AI Application Observability

Introduction

With the rise of AI applications, it’s important to have observability in place. Especially when control flow is not as clear as traditional applications. This post will cover basic logs, metrics, traces using OpenTelemetry. Continuous profiling using Pyroscope. LLM observability using LangSmith.

OpenTelemetry

OpenTelemetry is a collection of APIs, SDKs, and tools. Use it to instrument, generate, collect, and export telemetry data (metrics, logs, and traces) to help you analyze your software’s performance and behavior.

The usual flow is to add OpenTelemetry SDK to application, then it can export telemetry data to various backends, like Prometheus, Tempo, or an OTEL collector.

Some SDK supports automatic instrumentation, for example in Python, you can add

pip install opentelemetry-distro[otlp] opentelemetry-instrumentation

Then run

opentelemetry-bootstrap -a requirements

It will list all the packages that need to be installed to instrument your application. Note that some instrumentation may crash the app due to bugs like this, cherry-pick the ones you need.

Then all options can be configured via environment variables, official doc.

Take the previous chat search example, entrypoint command changed to

opentelemetry-instrument uvicorn app.server:app --host 0.0.0.0 --port 8000

start local development with

docker compose up --build

Then ask a question in chat playground and explore tempo traces in grafana.

We can inspect redis query and request to LLM model.

If export to grafana cloud, there is a default application dashboard to view them all.

Pyroscope

Sometimes the performance issue is not in the network or external services, but in the code itself.

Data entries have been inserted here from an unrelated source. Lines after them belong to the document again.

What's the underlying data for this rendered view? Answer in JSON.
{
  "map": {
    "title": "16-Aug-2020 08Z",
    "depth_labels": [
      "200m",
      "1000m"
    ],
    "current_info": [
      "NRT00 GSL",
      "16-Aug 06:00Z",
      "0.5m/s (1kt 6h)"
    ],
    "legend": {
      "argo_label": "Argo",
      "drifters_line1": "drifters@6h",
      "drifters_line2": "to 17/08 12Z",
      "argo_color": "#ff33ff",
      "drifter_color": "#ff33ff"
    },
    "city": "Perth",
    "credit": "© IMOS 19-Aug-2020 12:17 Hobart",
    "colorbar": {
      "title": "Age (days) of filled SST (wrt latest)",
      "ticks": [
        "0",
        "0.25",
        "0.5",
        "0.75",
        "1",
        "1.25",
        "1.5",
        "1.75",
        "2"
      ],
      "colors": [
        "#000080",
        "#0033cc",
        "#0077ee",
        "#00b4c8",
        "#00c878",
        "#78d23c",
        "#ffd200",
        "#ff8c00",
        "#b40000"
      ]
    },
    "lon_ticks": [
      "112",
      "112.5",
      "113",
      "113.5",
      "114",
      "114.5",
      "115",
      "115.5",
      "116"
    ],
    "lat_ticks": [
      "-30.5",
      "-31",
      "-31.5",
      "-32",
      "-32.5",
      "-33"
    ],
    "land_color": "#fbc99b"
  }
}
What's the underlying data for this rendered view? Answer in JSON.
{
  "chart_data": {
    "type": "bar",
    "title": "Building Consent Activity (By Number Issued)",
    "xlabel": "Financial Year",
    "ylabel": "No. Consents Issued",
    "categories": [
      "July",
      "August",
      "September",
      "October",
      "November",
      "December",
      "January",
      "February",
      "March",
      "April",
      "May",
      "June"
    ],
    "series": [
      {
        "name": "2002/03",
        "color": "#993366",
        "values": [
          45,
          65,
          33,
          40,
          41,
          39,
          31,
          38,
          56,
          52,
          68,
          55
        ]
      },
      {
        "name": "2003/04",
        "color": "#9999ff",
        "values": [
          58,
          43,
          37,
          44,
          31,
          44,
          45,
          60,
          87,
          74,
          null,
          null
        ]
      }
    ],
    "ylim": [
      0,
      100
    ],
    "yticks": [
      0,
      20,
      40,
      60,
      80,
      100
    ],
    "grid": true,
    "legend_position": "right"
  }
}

During development we can use local profiling tools to diagnose them, while in production, it’s not easy to attach the profiler to the running process, thus we need continuous profiling.

Pyroscope is a continuous profiling tool. It can be used to locate performance issues down to the line of code. For python, some config in code is needed.

pip install pyroscope-io

import pyroscope

pyroscope.configure(
    application_name="app_name",
    server_address="http://pyroscope:4040",
)

Then the flame graph can be viewed in pyroscope UI.

LangSmith

An unique part of AI application observability is LLM observability. For example in LangChain chain, the response of model can be used to do many things, can be directly shown to user, or be the input next step, or even be used to decide the next step in the control flow. Thus monitoring the full lifecycle of a chain is very important.

LangSmith is a platform for LLM observability. It has built-in support for LangChain, can be used to monitor all interactions with models.

To enable LangSmith, just set environment variables

export LANGCHAIN_TRACING_V2=true
export LANGCHAIN_API_KEY=<your-api-key>

Then check the LangSmith UI for traces. Here is a public demo for my blog chatbot.

Then click View LangSmith trace to see the trace.

Conclusion

AI application observability is not easy, but with several tools like OpenTelemetry, Pyroscope, LangSmith combined, we can have multi-dimension views of the application.